CMS Clarifies Position on Texting Patient Information Among Healthcare Providers

Guest Article by Elizabeth E. Hogue, Esq.

 

On December 28, 2017, David Wright, Director of the Survey and Certification Group at the Centers for Medicare & Medicaid Services (CMS), sent a Memorandum to all State Survey Agency Directors to clarify CMS' position regarding texting patient information among healthcare providers. This Memorandum is effective immediately. Here is a summary of the Memorandum:

  • "Texting patient information among members of the health care team is permissible if accomplished through a secure platform,
  • Texting of patient orders is prohibited regardless of the platform utilized,
  • Computerized Provider Order Entry (CPOE) is the preferred method of order entry by a provider."

CMS goes on to say that it does not permit the texting of orders by physicians or other health care providers. In fact, according to CMS, the practice of texting orders from providers to members of the care team is not in compliance with Conditions of Participation (CoPs) or Conditions for Coverage (CfCs).

CMS also says that CPOE is the preferred method of order entry by providers. Handwritten orders are also permitted. When orders are entered via CPOE with an immediate download into providers' electronic health records (EHR), orders are dated, timed, authenticated and promptly placed in medical records.

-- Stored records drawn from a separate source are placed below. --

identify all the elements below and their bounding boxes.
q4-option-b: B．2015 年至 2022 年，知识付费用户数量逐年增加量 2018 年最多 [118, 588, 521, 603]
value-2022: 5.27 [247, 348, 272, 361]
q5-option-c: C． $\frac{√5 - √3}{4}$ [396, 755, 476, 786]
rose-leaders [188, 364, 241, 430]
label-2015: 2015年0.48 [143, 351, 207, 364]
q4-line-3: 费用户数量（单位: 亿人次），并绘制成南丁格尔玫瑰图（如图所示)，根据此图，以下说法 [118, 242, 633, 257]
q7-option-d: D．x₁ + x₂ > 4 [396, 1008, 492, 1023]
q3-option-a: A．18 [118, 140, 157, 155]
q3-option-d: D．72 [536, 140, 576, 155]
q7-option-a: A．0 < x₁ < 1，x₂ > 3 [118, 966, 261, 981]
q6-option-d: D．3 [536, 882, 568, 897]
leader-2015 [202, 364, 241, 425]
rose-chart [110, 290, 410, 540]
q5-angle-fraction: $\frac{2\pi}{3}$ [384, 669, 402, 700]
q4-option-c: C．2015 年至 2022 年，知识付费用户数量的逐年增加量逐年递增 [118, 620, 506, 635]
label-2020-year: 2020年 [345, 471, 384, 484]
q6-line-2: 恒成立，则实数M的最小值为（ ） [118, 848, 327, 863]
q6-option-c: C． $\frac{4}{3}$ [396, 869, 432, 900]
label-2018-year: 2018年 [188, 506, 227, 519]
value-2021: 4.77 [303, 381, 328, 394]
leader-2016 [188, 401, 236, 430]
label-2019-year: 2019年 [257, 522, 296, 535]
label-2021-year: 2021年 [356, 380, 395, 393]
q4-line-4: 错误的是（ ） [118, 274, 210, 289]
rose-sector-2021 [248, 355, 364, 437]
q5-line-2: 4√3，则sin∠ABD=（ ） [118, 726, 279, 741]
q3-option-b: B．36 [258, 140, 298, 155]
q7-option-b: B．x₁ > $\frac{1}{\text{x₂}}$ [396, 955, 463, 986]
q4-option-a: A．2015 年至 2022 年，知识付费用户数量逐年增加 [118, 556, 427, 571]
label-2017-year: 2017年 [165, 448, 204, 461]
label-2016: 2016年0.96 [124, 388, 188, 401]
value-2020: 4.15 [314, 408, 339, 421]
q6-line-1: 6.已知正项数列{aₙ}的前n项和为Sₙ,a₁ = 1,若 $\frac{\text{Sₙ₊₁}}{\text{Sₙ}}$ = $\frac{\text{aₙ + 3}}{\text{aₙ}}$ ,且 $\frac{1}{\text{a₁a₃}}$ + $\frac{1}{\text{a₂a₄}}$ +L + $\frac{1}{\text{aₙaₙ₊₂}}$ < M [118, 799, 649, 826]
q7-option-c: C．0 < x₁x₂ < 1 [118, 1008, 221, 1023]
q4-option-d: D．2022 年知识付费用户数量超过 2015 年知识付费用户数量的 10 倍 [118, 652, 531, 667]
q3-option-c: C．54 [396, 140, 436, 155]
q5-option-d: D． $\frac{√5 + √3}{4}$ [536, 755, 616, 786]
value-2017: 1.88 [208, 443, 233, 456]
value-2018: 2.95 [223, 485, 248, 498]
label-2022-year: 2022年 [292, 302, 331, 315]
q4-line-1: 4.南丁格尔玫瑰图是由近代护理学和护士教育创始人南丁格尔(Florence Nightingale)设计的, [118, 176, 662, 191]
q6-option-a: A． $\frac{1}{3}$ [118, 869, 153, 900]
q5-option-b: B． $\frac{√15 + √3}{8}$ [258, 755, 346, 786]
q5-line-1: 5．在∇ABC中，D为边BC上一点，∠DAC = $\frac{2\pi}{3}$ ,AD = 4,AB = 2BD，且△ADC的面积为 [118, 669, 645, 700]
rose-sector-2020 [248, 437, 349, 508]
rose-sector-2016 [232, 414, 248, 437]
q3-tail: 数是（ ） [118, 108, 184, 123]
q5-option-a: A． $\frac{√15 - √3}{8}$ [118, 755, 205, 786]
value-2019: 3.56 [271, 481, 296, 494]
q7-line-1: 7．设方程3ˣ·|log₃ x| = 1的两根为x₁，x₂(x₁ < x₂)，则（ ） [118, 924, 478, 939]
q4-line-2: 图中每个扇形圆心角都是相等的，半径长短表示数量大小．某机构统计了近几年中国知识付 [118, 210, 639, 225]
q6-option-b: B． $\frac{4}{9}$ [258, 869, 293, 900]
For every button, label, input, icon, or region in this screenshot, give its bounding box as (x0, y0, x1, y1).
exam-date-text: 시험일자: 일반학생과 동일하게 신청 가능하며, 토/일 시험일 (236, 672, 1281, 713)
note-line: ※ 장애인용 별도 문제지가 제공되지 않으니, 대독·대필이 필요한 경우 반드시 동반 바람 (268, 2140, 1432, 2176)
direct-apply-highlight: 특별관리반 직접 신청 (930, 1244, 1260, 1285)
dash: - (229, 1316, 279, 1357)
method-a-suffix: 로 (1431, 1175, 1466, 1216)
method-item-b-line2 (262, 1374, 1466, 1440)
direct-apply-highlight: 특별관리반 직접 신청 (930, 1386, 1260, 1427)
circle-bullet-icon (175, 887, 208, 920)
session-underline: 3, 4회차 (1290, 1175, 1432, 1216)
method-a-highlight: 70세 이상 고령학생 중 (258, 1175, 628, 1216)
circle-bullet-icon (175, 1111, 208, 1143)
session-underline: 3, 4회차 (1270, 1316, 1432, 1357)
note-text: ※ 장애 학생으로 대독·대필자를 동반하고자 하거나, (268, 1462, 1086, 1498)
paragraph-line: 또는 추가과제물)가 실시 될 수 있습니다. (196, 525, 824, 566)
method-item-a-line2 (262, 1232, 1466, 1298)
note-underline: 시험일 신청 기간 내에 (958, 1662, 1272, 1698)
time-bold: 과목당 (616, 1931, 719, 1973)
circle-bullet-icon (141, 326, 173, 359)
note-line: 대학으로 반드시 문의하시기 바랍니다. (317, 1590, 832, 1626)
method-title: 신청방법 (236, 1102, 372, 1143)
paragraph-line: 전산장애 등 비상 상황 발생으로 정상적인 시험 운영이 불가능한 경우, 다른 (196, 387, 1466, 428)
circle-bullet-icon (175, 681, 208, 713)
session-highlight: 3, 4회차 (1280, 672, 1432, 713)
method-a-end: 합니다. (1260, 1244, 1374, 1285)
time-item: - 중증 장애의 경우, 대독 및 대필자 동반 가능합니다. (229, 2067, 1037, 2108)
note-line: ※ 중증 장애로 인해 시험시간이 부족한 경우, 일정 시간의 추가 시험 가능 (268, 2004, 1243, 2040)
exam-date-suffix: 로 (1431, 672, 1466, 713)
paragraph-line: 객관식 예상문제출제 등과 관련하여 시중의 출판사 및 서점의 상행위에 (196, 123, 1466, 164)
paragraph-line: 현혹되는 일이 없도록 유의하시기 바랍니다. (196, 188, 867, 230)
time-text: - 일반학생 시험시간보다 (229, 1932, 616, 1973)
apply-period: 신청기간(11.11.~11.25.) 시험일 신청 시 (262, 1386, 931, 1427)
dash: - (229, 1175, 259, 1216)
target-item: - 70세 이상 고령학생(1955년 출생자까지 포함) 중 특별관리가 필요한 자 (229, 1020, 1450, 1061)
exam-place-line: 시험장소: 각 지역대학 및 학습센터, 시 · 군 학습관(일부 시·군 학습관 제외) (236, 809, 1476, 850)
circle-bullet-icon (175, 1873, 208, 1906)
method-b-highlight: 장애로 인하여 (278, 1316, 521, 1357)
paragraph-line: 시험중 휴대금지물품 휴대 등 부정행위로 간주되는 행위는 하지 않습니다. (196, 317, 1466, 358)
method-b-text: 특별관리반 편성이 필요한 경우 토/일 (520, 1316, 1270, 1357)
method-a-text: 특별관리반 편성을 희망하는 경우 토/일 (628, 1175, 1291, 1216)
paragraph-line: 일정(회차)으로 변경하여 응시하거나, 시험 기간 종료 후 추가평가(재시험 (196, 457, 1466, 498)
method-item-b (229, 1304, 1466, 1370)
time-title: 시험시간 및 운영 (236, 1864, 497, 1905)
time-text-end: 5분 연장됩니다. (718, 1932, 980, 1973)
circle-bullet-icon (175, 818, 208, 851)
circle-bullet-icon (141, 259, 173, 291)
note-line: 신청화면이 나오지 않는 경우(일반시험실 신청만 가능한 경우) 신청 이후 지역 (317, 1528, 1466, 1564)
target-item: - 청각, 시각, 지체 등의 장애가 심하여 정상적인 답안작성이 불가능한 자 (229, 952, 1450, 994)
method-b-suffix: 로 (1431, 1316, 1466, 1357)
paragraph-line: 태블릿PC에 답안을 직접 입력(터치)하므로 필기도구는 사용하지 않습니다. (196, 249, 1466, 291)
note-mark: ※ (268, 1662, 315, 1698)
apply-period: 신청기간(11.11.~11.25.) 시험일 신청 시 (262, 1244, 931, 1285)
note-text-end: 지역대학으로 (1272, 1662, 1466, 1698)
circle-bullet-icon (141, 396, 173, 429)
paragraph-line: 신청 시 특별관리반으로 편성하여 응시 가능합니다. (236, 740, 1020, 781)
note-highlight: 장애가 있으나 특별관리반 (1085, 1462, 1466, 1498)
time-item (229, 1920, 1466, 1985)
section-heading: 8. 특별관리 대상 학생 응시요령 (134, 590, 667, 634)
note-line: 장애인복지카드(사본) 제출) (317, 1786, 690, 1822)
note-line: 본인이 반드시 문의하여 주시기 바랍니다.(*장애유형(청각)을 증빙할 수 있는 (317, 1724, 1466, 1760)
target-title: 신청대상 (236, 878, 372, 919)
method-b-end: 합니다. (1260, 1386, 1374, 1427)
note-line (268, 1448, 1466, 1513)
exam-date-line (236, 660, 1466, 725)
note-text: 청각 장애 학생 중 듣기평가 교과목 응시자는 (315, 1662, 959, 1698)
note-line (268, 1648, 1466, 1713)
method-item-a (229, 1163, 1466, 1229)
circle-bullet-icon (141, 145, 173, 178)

CMS then acknowledges that texting as a means of communication with other members of healthcare teams has become an essential and valuable means of communication among team members. In order to be compliant with CoPs or CfCs, however, all providers must utilize and maintain systems/platforms that are secure and encrypted and that minimize risks to patient privacy and confidentiality, consistent with HIPAA regulations and applicable CoPs and CfCs. Providers are also expected to implement procedures/processes that routinely assess the security and integrity of texting systems/platforms being utilized in order to avoid negative outcomes that could compromise patient care.

These requirements likely apply to all providers who receive reimbursement from the Medicare and Medicaid Programs, including Medicaid waiver programs. Providers should immediately modify their practices, if necessary, to comply with direction from CMS.